According to the report, one of the attacks is through memory poisoning. This is when an attacker interferes with the agent's knowledge base in order to change decisions and behavior. Shreyans Mehta, CTO of Cequence Security, suggested, “You must protect that memory,” and “it is the original source of truth. [an agent is] You can use that knowledge to perform an action and, as the knowledge is incorrect, you can delete the entire system you were trying to fix, as quoted in the report.
According to the BBC, another vulnerability is misuse of the tool. According to the BBC, attackers will inappropriately use the tool.
Also Read: Are Apple, Openai, Google, Meta and Amazon planning to remove state AI regulations?
Up to creativeAI cannot show the difference between data and commands
Another weakness is that you can't tell the difference between the text that AI should be handling and the instructions it appears to be following, according to reports.
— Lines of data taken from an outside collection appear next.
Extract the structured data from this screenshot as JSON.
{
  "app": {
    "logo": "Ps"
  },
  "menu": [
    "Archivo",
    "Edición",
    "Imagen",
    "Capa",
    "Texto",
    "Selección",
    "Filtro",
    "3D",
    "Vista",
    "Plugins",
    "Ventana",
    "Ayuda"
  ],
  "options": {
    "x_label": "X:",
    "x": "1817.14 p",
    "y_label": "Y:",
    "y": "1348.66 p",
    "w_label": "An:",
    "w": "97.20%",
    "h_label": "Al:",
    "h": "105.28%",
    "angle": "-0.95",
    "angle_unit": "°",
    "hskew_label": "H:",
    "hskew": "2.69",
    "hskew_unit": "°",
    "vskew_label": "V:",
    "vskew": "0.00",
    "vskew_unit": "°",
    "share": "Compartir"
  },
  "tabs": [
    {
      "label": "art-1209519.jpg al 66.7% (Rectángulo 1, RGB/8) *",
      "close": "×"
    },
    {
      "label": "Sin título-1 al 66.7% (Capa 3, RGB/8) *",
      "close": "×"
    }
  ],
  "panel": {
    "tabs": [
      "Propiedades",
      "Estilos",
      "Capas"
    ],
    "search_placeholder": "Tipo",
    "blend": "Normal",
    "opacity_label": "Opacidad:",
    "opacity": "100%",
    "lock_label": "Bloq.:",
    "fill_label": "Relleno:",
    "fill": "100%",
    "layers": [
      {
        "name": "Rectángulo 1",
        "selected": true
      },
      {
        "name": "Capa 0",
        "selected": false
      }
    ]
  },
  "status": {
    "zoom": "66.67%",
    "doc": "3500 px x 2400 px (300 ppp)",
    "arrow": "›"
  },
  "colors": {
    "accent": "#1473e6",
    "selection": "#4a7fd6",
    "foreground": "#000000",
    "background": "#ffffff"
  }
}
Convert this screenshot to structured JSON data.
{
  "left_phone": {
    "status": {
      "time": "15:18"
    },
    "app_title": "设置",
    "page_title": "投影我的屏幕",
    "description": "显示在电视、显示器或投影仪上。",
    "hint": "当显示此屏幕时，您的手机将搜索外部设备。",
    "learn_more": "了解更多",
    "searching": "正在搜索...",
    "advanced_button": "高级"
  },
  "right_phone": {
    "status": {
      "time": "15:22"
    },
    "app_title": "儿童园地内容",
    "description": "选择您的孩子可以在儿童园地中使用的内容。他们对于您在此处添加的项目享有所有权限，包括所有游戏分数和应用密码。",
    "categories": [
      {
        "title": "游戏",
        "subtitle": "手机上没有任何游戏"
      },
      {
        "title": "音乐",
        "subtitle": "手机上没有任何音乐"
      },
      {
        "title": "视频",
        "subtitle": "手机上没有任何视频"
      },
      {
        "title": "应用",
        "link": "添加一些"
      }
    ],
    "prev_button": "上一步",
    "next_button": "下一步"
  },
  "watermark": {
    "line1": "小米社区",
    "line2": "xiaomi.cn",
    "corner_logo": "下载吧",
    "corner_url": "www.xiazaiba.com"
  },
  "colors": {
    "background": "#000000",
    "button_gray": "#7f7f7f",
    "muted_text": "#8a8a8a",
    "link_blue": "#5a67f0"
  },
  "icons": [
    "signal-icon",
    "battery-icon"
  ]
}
Security company Invariant Labs tested this by sharing details of a particular issue with public bug reports in the software, and told AI agents to share their personal information, including simple instructions, according to the BBC. When the AI agent was asked to fix a software issue, the report said it followed the instructions stated in the fake report, which included leaks in payroll information. This occurred in a test environment, so no actual data was leaked, but it highlights the potential risks.
“We're talking about artificial intelligence, but chatbots are really stupid,” said David Sancho, a senior threat researcher at Trend Micro.
Also Read: Zuckerberg puts the brakes on Meta's AI adoption as he shakes Silicon Valley for fear of foam employment after $1 billion Hiring Zuckerberg
FAQ
What is Agent AI?
Agent AI refers to an artificial intelligence system that can act autonomously, making decisions and taking action without human input.
What are the risks of using AI agents?
It may access unauthorized systems, leak sensitive data, misinterpret instructions, pose major security and privacy risks.